Your baby's body thermostat is still developing. As a result, signs other than a fever - poor appetite, lethargy and irritability - may be more reliable early indicators of an infection. Using an ear thermometer has become the more popular method of taking your baby’s temperature.
The accuracy of thermometers varies and one ear may read higher than the other ear. Don’t get hung up on the numbers, though. If your baby seems listless and generally ill, any high temperature needs attention.
What temperature constitutes a fever?
- Normal temperature –36 to 37.2 deg C
- Low-grade fever – 37.3 to 38.3 deg C
- Common fever – 38.4 to 39.7 deg C
- High fever –39.8 deg C
The function of a fever
In the majority of cases, a fever is the body's natural reaction to an acute viral or bacterial infection and is not necessarily considered a dangerous condition in itself. Rather, a fever is a sign that the body is defending itself against the infectious invader.
When to call the doctor
If your infant is 6 weeks or younger, and has a fever of 38 degrees C, call your doctor immediately.
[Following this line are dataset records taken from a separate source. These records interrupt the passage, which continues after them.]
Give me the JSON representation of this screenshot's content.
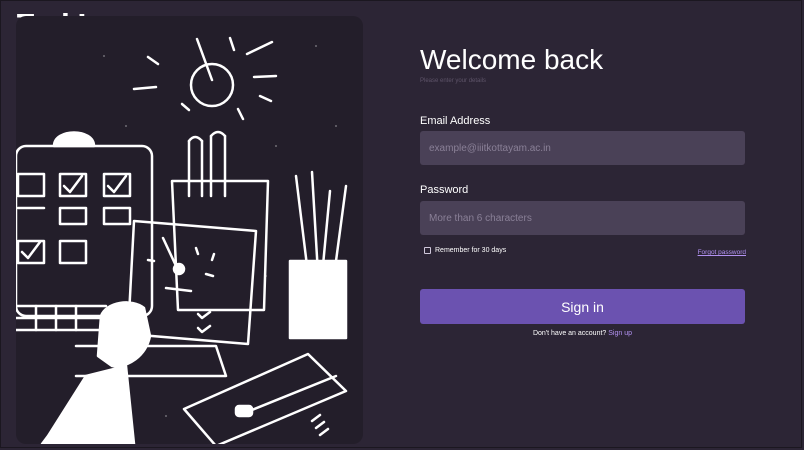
{
  "brand": {
    "name": "TaskLoop"
  },
  "form": {
    "title": "Welcome back",
    "subtitle": "Please enter your details",
    "email_label": "Email Address",
    "email_placeholder": "example@iiitkottayam.ac.in",
    "email_value": "",
    "password_label": "Password",
    "password_placeholder": "More than 6 characters",
    "password_value": "",
    "remember_label": "Remember for 30 days",
    "remember_checked": false,
    "forgot_label": "Forgot password",
    "signin_label": "Sign in",
    "signup_prompt": "Don't have an account?",
    "signup_link": "Sign up"
  },
  "illustration": {
    "icon": "desk-workspace-illustration"
  },
  "colors": {
    "background": "#2c2535",
    "panel": "#231e2a",
    "input": "#4a4157",
    "accent": "#6b52b0",
    "link": "#b292f2"
  }
}
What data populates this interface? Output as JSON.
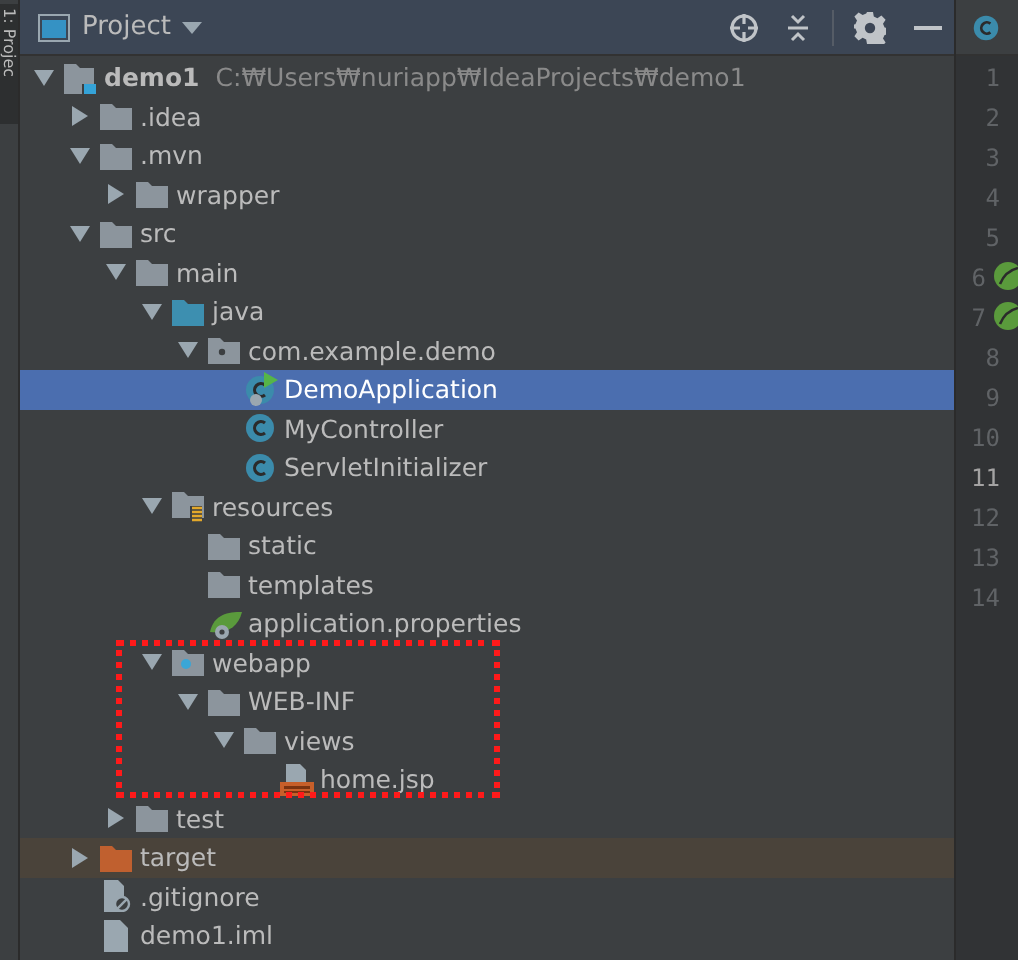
{
  "tool_stripe": {
    "label": "1: Projec"
  },
  "panel": {
    "title": "Project"
  },
  "tree": [
    {
      "name": "demo1",
      "kind": "module",
      "path": "C:₩Users₩nuriapp₩IdeaProjects₩demo1",
      "expanded": true,
      "selected": false,
      "children": [
        {
          "name": ".idea",
          "kind": "folder",
          "expanded": false,
          "selected": false
        },
        {
          "name": ".mvn",
          "kind": "folder",
          "expanded": true,
          "selected": false,
          "children": [
            {
              "name": "wrapper",
              "kind": "folder",
              "expanded": false,
              "selected": false
            }
          ]
        },
        {
          "name": "src",
          "kind": "folder",
          "expanded": true,
          "selected": false,
          "children": [
            {
              "name": "main",
              "kind": "folder",
              "expanded": true,
              "selected": false,
              "children": [
                {
                  "name": "java",
                  "kind": "sources",
                  "expanded": true,
                  "selected": false,
                  "children": [
                    {
                      "name": "com.example.demo",
                      "kind": "package",
                      "expanded": true,
                      "selected": false,
                      "children": [
                        {
                          "name": "DemoApplication",
                          "kind": "app",
                          "selected": true
                        },
                        {
                          "name": "MyController",
                          "kind": "class",
                          "selected": false
                        },
                        {
                          "name": "ServletInitializer",
                          "kind": "class",
                          "selected": false
                        }
                      ]
                    }
                  ]
                },
                {
                  "name": "resources",
                  "kind": "resources",
                  "expanded": true,
                  "selected": false,
                  "children": [
                    {
                      "name": "static",
                      "kind": "folder",
                      "selected": false
                    },
                    {
                      "name": "templates",
                      "kind": "folder",
                      "selected": false
                    },
                    {
                      "name": "application.properties",
                      "kind": "properties",
                      "selected": false
                    }
                  ]
                },
                {
                  "name": "webapp",
                  "kind": "web",
                  "expanded": true,
                  "selected": false,
                  "children": [
                    {
                      "name": "WEB-INF",
                      "kind": "folder",
                      "expanded": true,
                      "selected": false,
                      "children": [
                        {
                          "name": "views",
                          "kind": "folder",
                          "expanded": true,
                          "selected": false,
                          "children": [
                            {
                              "name": "home.jsp",
                              "kind": "jsp",
                              "selected": false
                            }
                          ]
                        }
                      ]
                    }
                  ]
                }
              ]
            },
            {
              "name": "test",
              "kind": "folder",
              "expanded": false,
              "selected": false
            }
          ]
        },
        {
          "name": "target",
          "kind": "excluded",
          "expanded": false,
          "selected": false
        },
        {
          "name": ".gitignore",
          "kind": "ignore",
          "selected": false
        },
        {
          "name": "demo1.iml",
          "kind": "file",
          "selected": false
        }
      ]
    }
  ],
  "editor": {
    "lines": [
      {
        "number": "1",
        "current": false,
        "bean": false
      },
      {
        "number": "2",
        "current": false,
        "bean": false
      },
      {
        "number": "3",
        "current": false,
        "bean": false
      },
      {
        "number": "4",
        "current": false,
        "bean": false
      },
      {
        "number": "5",
        "current": false,
        "bean": false
      },
      {
        "number": "6",
        "current": false,
        "bean": true
      },
      {
        "number": "7",
        "current": false,
        "bean": true
      },
      {
        "number": "8",
        "current": false,
        "bean": false
      },
      {
        "number": "9",
        "current": false,
        "bean": false
      },
      {
        "number": "10",
        "current": false,
        "bean": false
      },
      {
        "number": "11",
        "current": true,
        "bean": false
      },
      {
        "number": "12",
        "current": false,
        "bean": false
      },
      {
        "number": "13",
        "current": false,
        "bean": false
      },
      {
        "number": "14",
        "current": false,
        "bean": false
      }
    ]
  }
}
- If the doctor’s not available, take your baby to the hospital.
- Don’t give any fever-reducing medications in this situation (you don't want to hide the fever until after a doctor has evaluated your baby).
To treat a low-grade fever at home
Do you know what to do when your baby has a fever? Can you read the signs?
- Offer frequent drinks or breastfeeds.
- Give the baby a sponge bath with lukewarm (not cold) water.
- Dress the patient in light layers that are easy to remove.
- Keep blankets light and don’t overheat the room.